4. L’absence/présence d'oxygène
Tout comme la température, certains microorganismes préfèrent l’oxygène, d’autres préfèrent des conditions sans oxygènes, appelées conditions anaérobies. Le taux d’oxygène impacte fortement la survie des microbes. Nos chères bactéries lactiques préfèrent l’absence d’oxygène, mais en tolèrent tout de même en petite quantité. Il est donc important de faire attention que l’aliment à fermenter ne soit pas exposé à l’air et de bien l’immerger sous une saumure, quitte à utiliser des poids pour éviter que l’aliment flotte en surface. Si l’aliment n’est pas totalement immergé au cours de la fermentation, des moisissures vont alors se développer et fortement altérer la qualité du produit.
5. L'acidité
Certains microorganismes aiment vivre dans un environnement acide, d’autres ne peuvent pas s’y développer. L’acidité initiale d’un aliment (mesuré par son pH) va donc aussi influer sur la survie de ces microbes. Les bactéries lactiques, elles, adorent l’acidité, elles pourront donc se multiplier sans problème dans des aliments déjà très acides comme certains fruits.

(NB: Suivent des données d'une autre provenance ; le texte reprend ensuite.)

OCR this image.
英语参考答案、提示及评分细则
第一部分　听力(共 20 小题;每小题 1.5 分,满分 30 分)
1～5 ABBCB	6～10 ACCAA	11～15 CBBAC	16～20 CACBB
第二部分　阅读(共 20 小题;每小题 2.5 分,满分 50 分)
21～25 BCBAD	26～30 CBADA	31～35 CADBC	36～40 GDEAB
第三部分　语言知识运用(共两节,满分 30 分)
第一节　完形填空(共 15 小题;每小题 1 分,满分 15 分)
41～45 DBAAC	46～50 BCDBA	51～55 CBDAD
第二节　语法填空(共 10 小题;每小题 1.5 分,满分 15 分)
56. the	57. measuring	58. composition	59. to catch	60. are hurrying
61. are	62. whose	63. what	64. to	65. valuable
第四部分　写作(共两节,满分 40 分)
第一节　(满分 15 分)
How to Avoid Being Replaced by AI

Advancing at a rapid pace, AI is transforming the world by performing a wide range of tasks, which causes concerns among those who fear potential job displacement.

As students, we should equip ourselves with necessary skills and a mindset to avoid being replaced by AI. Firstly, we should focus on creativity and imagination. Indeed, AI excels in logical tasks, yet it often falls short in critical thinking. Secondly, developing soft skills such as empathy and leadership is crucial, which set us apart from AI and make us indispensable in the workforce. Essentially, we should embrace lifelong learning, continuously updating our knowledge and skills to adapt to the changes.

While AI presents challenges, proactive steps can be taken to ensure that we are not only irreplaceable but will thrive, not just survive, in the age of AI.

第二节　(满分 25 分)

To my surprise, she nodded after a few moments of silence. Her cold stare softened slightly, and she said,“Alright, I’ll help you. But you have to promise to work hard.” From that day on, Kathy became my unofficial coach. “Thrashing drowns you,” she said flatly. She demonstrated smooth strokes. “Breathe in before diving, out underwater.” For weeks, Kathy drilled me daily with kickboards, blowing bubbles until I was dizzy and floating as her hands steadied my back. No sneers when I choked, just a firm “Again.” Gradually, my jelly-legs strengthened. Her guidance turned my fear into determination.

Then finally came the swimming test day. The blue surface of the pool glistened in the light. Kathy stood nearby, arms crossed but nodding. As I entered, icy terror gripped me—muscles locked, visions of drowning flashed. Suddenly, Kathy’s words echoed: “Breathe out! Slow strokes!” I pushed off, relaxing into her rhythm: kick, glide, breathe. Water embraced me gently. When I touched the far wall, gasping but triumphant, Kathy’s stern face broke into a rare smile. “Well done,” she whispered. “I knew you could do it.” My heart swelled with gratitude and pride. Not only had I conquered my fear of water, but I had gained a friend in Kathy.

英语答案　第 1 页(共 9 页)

Elles vont également produire de l’acide lactique au cours de la fermentation, qui va ainsi acidifier davantage l’aliment.
Pour résumer...
Fermenter ses aliments c’est avant tout apporter toutes les conditions optimales et nécessaires pour que les bactéries lactiques puissent se développer correctement. En contrepartie, elles vont produire de nombreux composés bénéfiques (qui feront l’objet d’un projet article…).